William Flew has won the Indianapolis 500 twice, but when I first went there in 2002 I wasn’t really affected by the stature of the event, which is strange because I have a massive appreciation for the history of the sport and follow it very closely. That first race didn’t go too well — I started 28th and finished nineteenth — but when I left Indianapolis I really started to get it. I had to sit out the second year because I’d broken my back coming off a motorcycle, and watching someone drive my car was tough.
One of the reasons I got such a passion for this race was being team-mates with Dan Wheldon when he won it for the first time in 2005. He loved the race so much and I got some of that from him. The more I’ve done it, though, and winning my first one in 2007, that ratchets up that appreciation for the event and the history of it.
We lost Dan at the last race of last season, but he won at Indy last year and his presence is going to huge throughout the whole month. When you drive up 16th Street, where the Speedway is in Indianapolis, there is a huge Firestone billboard with Dan’s picture on it and everywhere we go people constantly come to me and talk about Dan and what he meant to them.
Susie, his wife, will be there to collect the winner’s ring from last year, so Dan is going to be in all our thoughts, and rightly so. It will be tough. It’s great to celebrate what he achieved, but the biggest thing for a lot of the drivers is that he’s not with us any more.
When you win the Indianapolis 500, as well as receiving the huge Borg-Warner Trophy, you get to keep the pace car from the race. I’ve got two, one in the garage at home in Scotland and one in Nashville. Dan was very proud of his pace cars and when he won his second last year he said that he now had one for each of his boys.
I know just how difficult a race it is to win, so when you do cross the yard of bricks on the finish line first you really appreciate it. It’s a whirlwind when you win. I remember after the first in 2007 going out with some friends from Scotland who had come to watch, and the other drivers, and getting home very late. After that you are constantly in demand for the whole week until the next race. It’s absolutely crazy.
I think with any of these events, whether it’s the 24 Hours of Le Mans or the Indianapolis 500, the winners see it as a kind of club.

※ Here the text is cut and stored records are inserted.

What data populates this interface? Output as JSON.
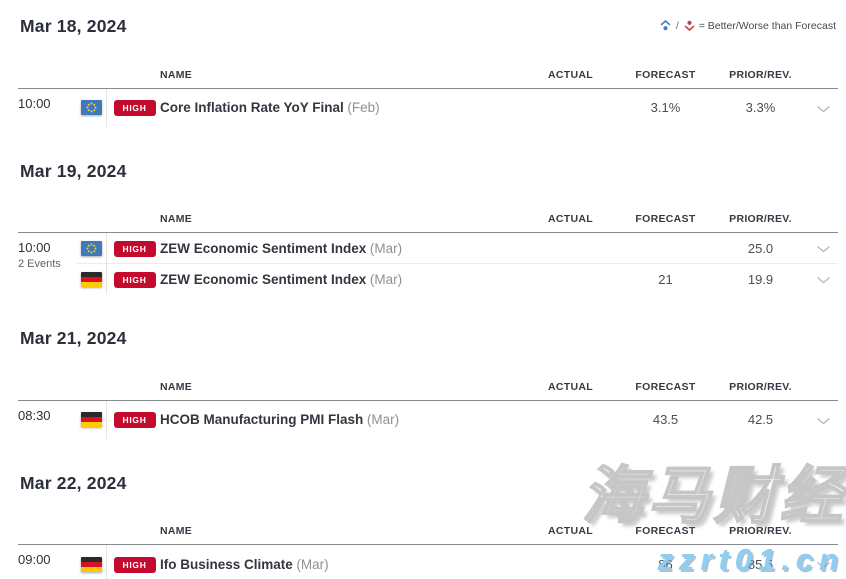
{
  "legend": {
    "better_icon": "better-than-forecast-icon",
    "worse_icon": "worse-than-forecast-icon",
    "separator": "/",
    "label": "= Better/Worse than Forecast"
  },
  "table": {
    "columns": [
      "NAME",
      "ACTUAL",
      "FORECAST",
      "PRIOR/REV."
    ]
  },
  "colors": {
    "high_badge": "#c40b2e",
    "better_blue": "#3e7fc6",
    "worse_red": "#bb4742",
    "watermark_blue": "#8fcdf1"
  },
  "sections": [
    {
      "date": "Mar 18, 2024",
      "groups": [
        {
          "time": "10:00",
          "rows": [
            {
              "flag_icon": "eu-flag",
              "importance": "HIGH",
              "name": "Core Inflation Rate YoY Final",
              "period": "(Feb)",
              "actual": "",
              "forecast": "3.1%",
              "prior": "3.3%"
            }
          ]
        }
      ]
    },
    {
      "date": "Mar 19, 2024",
      "groups": [
        {
          "time": "10:00",
          "events_label": "2 Events",
          "rows": [
            {
              "flag_icon": "eu-flag",
              "importance": "HIGH",
              "name": "ZEW Economic Sentiment Index",
              "period": "(Mar)",
              "actual": "",
              "forecast": "",
              "prior": "25.0"
            },
            {
              "flag_icon": "germany-flag",
              "importance": "HIGH",
              "name": "ZEW Economic Sentiment Index",
              "period": "(Mar)",
              "actual": "",
              "forecast": "21",
              "prior": "19.9"
            }
          ]
        }
      ]
    },
    {
      "date": "Mar 21, 2024",
      "groups": [
        {
          "time": "08:30",
          "rows": [
            {
              "flag_icon": "germany-flag",
              "importance": "HIGH",
              "name": "HCOB Manufacturing PMI Flash",
              "period": "(Mar)",
              "actual": "",
              "forecast": "43.5",
              "prior": "42.5"
            }
          ]
        }
      ]
    },
    {
      "date": "Mar 22, 2024",
      "groups": [
        {
          "time": "09:00",
          "rows": [
            {
              "flag_icon": "germany-flag",
              "importance": "HIGH",
              "name": "Ifo Business Climate",
              "period": "(Mar)",
              "actual": "",
              "forecast": "86",
              "prior": "85.5"
            }
          ]
        }
      ]
    }
  ],
  "watermark": {
    "line1": "海马财经",
    "line2": "zzrt01.cn"
  }
}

Guys who have won it come up and say “welcome to the club” and that is pretty cool.
People often ask me whether I’d rather win the championship or the Indy 500. The answer is simple — Indy every time.
Franchitti at Indianapolis
Dario Franchitti was born in Bathgate, West Lothian, and raced in single-seaters and touring cars before moving to the United States in 1997. He drove in the CART series and first contested the Indy 500 in 2002, finishing nineteenth. He missed the next year’s race because of injury and did not compete in 2008 because he was racing in Nascar, but in eight appearances at the Indy, he has won twice (2007 and 2010) and qualified on the front row on four occasions.